Furthermore, dialogue has also been used by Chadha were Joe the coach of the soccer team states “I’ve never seen an Indian girl into football.” This outlines the fact that it’s really rare for a female in the Indian culture to be doing such activities that are out of their ‘norms’. It is highlighted through the use of these techniques by Chadha that culture is one of the main factors of building ones identity. Things that people have been through either their fault or not, leave scars. When those scars heal, another impact on that person is made. These scars are what form the basis of an individual’s identity. Moloney depicts this through dialogue and mood, “Is this…a joke? You bring a Matt onto my barge, let him come here asking me for a job!” He was shouting…, indignation building in his face. “Get off my barge,” [Skip] yelled at the boy. (pg.80)’ This indicates that the scar that Dessie Matt once left on Skip, even if it had been 10 years ago. Skip has a strong basis of hatred towards the Matts to the extent that he is taking his anger out on his son’s murderer’s grandson, building tension and evoking sympathetic emotions in the reader.

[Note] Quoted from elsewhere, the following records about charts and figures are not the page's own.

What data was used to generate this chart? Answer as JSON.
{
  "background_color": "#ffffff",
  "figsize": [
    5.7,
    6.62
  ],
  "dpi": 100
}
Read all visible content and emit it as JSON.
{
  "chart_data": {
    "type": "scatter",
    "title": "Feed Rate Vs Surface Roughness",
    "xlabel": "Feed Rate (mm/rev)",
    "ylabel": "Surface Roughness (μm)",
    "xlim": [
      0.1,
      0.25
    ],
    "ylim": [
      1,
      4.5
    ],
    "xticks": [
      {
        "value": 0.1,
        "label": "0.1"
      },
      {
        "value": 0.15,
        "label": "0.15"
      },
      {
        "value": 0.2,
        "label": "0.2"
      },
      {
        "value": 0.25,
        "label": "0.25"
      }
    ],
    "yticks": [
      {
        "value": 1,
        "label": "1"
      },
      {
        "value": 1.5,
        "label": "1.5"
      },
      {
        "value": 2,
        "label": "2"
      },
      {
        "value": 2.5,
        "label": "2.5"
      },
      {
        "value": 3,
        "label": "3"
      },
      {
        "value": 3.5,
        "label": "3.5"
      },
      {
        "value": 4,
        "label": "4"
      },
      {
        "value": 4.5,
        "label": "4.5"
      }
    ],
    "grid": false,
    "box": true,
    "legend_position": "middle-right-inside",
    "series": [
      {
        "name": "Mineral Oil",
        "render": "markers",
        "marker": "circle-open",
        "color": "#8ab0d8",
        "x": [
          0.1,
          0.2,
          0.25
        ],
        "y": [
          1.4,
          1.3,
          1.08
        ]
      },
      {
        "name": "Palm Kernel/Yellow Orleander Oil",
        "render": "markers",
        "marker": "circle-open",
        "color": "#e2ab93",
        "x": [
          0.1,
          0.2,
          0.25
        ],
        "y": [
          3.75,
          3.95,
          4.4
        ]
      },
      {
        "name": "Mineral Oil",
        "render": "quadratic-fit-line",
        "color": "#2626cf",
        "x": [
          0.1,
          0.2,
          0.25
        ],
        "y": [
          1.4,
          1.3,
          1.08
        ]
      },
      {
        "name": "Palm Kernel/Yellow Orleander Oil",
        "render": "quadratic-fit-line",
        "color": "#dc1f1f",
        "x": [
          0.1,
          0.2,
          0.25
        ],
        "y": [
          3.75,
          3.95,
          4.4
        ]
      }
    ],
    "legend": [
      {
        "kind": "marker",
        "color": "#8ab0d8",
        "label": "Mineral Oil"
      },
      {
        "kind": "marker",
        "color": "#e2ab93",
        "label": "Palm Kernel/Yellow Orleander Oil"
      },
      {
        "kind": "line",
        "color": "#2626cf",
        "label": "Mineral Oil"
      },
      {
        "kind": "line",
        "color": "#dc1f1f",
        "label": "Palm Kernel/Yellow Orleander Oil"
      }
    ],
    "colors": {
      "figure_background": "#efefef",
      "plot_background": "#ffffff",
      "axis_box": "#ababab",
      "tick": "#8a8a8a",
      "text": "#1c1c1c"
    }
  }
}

Though later on when Skips scar starts healing, Joy gives Carl a hope that skip may have forgiven him by stating a metaphor “ “We need you. The barge has stopped losing money…and it’s all because of you…” warmth spreading through Carl’s limbs, so recently made of stone. (P.141)’ Moloney compared Carl’s limbs to stone and his heart began to live again when he had been given a compliment from Joy which influences the reader’s view and enhances imagery.
‘Carl Matt opened up too, letting go and feeling freedom flood into him. (pg.192)’ Moloney uses hyperbole to convey the strength of Carl’s feelings and to show the overwhelming sensation of how he felt. The way one heals form its scars also has a major role in shaping one’s identity. In a nutshell, one’s identity is a product of both the environment they grow up in and their DNA. One need’s to have the norms of their culture restricting them, their family forcing their decisions on them and the faults that are in one’s life. To be able to build themselves into whom they are now and who they will become in the future.